The Network Information API does just that. It’s an API that provides information about the system’s connection in terms or connection type (e.g., ‘wifi’, ‘cellular’, etc.) which we can then use in optimizing their experience.


Navigator.connection is the main property we’ll take a look at. It’s read-only, and contains some potentially valuable information about the user’s connection.

var connectionInfo = navigator.connection;

This returns an object that has the following properties.


  • downlink: Returns the effective bandwidth estimate in megabits per second
  • downlinkMax: Returns the maximum downlink speed for the underlying connection technology
  • effectiveType: Returns the effective type of the connection meaning one of ‘slow-2g’, ‘2g’, ‘3g’, or ‘4g’
  • rtt: Returns the estimated effective round-trip time of the current connection
  • type: Returns the type of connection a device is using to communicate with the network.

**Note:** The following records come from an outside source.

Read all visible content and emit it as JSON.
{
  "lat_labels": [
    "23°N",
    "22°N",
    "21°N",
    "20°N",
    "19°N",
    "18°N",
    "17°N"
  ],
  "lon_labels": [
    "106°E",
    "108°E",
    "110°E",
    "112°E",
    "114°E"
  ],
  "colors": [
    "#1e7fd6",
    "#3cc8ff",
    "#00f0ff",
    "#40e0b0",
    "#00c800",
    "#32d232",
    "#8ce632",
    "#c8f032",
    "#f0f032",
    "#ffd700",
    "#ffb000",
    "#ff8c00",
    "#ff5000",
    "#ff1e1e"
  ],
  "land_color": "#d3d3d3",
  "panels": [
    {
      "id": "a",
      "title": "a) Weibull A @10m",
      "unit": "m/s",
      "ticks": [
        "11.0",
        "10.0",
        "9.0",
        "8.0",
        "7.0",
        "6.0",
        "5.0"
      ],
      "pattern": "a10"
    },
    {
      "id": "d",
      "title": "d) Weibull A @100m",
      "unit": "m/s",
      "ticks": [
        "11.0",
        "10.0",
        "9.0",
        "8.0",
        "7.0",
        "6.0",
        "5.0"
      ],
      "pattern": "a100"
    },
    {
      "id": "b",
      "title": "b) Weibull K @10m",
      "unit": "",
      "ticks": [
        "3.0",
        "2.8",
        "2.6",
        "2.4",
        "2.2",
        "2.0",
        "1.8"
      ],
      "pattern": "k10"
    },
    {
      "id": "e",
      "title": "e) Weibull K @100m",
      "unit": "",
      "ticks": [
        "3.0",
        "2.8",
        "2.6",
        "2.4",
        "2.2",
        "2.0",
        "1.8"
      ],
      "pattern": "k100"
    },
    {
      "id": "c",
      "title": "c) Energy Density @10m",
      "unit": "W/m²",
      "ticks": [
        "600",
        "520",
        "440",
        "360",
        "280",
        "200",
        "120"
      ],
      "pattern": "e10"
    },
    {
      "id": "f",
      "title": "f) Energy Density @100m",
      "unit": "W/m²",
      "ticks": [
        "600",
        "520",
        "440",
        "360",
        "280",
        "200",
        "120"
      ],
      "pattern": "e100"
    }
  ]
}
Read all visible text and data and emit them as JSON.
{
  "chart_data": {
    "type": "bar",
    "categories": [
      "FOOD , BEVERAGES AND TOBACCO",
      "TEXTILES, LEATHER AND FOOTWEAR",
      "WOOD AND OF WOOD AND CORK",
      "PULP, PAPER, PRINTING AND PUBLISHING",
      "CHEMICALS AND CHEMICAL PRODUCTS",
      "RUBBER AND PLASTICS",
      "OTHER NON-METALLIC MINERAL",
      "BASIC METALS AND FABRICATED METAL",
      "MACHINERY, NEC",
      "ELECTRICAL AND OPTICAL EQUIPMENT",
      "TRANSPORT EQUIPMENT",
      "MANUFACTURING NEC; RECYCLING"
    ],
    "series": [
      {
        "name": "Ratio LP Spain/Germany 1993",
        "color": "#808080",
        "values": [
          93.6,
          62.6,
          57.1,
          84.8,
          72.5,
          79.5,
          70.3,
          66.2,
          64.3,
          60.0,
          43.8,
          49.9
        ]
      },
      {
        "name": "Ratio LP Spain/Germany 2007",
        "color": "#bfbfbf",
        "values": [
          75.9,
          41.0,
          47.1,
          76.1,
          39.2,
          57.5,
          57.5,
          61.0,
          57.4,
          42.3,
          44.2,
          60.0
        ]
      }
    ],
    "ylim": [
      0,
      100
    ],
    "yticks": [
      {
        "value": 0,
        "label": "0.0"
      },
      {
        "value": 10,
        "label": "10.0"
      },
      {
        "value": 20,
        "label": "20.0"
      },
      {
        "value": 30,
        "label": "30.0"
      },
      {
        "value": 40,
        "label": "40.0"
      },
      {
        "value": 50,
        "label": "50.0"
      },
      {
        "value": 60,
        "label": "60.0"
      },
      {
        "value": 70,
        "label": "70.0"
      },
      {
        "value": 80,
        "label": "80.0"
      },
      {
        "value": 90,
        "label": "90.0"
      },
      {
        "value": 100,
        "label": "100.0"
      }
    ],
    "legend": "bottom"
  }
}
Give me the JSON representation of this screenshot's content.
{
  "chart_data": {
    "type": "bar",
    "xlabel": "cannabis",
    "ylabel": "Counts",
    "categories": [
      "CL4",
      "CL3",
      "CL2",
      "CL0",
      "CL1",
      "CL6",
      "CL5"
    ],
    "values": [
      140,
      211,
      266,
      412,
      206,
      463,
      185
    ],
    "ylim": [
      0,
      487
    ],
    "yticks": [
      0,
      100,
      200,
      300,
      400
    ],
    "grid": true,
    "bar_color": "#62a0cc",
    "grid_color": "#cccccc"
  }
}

Includes: ‘bluetooth, cellular, ethernet, none, wifi, wimax, other, unknown’

Note: Currently desktop browsers do not return downlinkMax and type properties.


We can also add listeners for the following event.

  • onchange: Fires when connection information changes


The obvious benefit of having this information is we can tailor the user’s experience not just based on their screen size, but also how the user is connecting to our site. Is it over wi-fi or cellular? Is it a 3g or 4g, etc?

For instance, we could determine whether to preload resource-intensive assets, such as video, based on network connection–deciding to not preload assets if they’re over cellular.

// from

let preloadVideo = true;
var connection = navigator.connection || navigator.mozConnection || navigator.webkitConnection;

if (connection) {
  if (connection.type === 'cellular') {
    preloadVideo = false;


Or, we could use service workers to return hi-res or lo-res images depending on the connection. Michael Scharnagl provides an example of this using the effectiveType property.


Unfortunately, the support for this API is minimal right now, with Chrome and Opera being the main browsers to support it for mobile, and Chrome for desktop.

The good news, though, is that although we can’t use this for everyone, we could still use it to progressively enhance our sites for some of our users. And with the potential benefits it could provide once it’s widely available, it’s definitely an API to keep an eye on moving forward.